Sostendrán alta la corona,
tañerán otra vez el arpa,
cantarán otra vez las canciones,
habrá ecos de oro en las salas.
Los bosques ondularán en montañas,
y las hierbas a la luz del Sol;
y las riquezas manarán en fuentes,
y los ríos en corrientes doradas.
¡Alborozados correrán los ríos,
los lagos brillarán como llamas,
cesarán los dolores y las penas,
cuando regrese el Rey de la Montaña!
Así cantaban, o algo parecido, aunque la canción era mucho más larga, y fue acompañada con gritos y música de arpas y violines. Y en verdad, ni el más viejo de los abuelos recordaba semejante algarabía en la Ciudad del Lago. Los propios Elfos del Bosque empezaron a titubear y aún a tener miedo. No sabían, por supuesto, cómo Thorin había escapado, y se decían quizá que el Rey había cometido un grave error. En cuanto al gobernador de la ciudad, comprendió que no podía hacer otra cosa que sumarse a aquel clamor tumultuoso, al menos por el momento, y fingir que aceptaba lo que Thorin decía que era. De modo que lo invitó a sentarse en la silla grande, y puso a Fili y a Kili junto a él en sitios de honor. Aún a Bilbo se le dio un lugar en la mesa alta, y nadie explicó de dónde venía (ninguna canción se refería a él, ni siquiera de un modo oscuro), ni nadie lo preguntó en el bullicio general.
Poco después trajeron a los demás enanos a la ciudad entre escenas de asombroso entusiasmo. Todos fueron curados y alimentados, alojados y agasajados del modo más amable y satisfactorio. Una casa enorme fue cedida a Thorin y a los suyos; y luego les proporcionaron barcos y remeros, y una multitud se sentó a las puertas de la casa y cantaba canciones durante todo el día, o daba hurras si cualquier enano asomaba la punta de la nariz.

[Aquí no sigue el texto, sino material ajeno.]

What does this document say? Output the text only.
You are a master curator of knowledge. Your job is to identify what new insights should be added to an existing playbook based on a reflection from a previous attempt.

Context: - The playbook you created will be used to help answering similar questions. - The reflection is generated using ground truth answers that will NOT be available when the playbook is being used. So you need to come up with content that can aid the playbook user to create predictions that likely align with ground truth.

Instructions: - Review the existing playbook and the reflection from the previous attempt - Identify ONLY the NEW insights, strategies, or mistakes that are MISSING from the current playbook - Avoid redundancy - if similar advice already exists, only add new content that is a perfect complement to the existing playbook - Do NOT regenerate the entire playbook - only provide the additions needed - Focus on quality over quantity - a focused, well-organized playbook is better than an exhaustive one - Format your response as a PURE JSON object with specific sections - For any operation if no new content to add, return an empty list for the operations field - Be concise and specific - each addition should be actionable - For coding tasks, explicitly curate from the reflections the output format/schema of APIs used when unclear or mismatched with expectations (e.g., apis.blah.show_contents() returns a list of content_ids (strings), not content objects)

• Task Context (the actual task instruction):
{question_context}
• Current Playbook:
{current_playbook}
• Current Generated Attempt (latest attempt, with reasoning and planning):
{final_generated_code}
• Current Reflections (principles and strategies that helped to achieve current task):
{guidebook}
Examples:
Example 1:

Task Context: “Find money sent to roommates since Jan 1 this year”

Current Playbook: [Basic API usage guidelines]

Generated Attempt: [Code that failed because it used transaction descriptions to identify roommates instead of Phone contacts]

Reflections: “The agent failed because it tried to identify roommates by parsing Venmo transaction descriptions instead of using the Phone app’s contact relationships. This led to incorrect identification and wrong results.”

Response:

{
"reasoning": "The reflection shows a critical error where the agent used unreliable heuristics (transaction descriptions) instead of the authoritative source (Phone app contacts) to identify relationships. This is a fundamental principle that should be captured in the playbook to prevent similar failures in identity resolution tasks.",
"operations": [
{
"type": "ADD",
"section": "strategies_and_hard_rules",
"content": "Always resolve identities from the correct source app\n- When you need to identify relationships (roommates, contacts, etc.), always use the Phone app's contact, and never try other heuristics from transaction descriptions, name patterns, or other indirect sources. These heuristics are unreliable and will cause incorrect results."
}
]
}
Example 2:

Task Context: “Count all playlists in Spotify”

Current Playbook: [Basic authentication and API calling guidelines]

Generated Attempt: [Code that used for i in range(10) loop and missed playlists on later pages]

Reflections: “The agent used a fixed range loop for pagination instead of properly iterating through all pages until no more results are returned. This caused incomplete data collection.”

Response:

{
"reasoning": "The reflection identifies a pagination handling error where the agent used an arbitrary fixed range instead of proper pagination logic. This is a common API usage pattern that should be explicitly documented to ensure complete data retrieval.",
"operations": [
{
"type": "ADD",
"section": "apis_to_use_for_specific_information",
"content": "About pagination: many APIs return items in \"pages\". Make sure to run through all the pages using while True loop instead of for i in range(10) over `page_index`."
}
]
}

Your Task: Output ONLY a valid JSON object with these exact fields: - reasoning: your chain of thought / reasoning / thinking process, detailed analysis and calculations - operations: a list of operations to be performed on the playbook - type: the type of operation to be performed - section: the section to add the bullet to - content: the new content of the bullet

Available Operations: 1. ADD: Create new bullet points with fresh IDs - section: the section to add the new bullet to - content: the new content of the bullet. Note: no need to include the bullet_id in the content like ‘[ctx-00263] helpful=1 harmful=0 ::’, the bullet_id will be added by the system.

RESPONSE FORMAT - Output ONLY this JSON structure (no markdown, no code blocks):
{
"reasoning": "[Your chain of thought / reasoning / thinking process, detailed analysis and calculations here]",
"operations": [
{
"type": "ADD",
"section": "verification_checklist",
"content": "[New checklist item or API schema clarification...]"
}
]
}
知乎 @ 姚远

Algunas de las canciones eran antiguas; pero otras eran muy nuevas y hablaban con confianza de la repentina muerte del dragón y de los cargamentos de fastuosos presentes que bajaban por el río a la Ciudad del Lago. Estos últimos cantos estaban inspirados en su mayor parte por el gobernador, y no agradaban mucho a los enanos; pero entre tanto los trataban muy bien, y pronto se pusieron de nuevo fuertes y gordos. En una semana estaban ya casi repuestos, con ropa fina de color apropiado, las barbas peinadas y recortadas, y el paso orgulloso. Thorin caminaba y miraba a todo el mundo como si el reino estuviese ya reconquistado y Smaug cortado en trozos pequeños.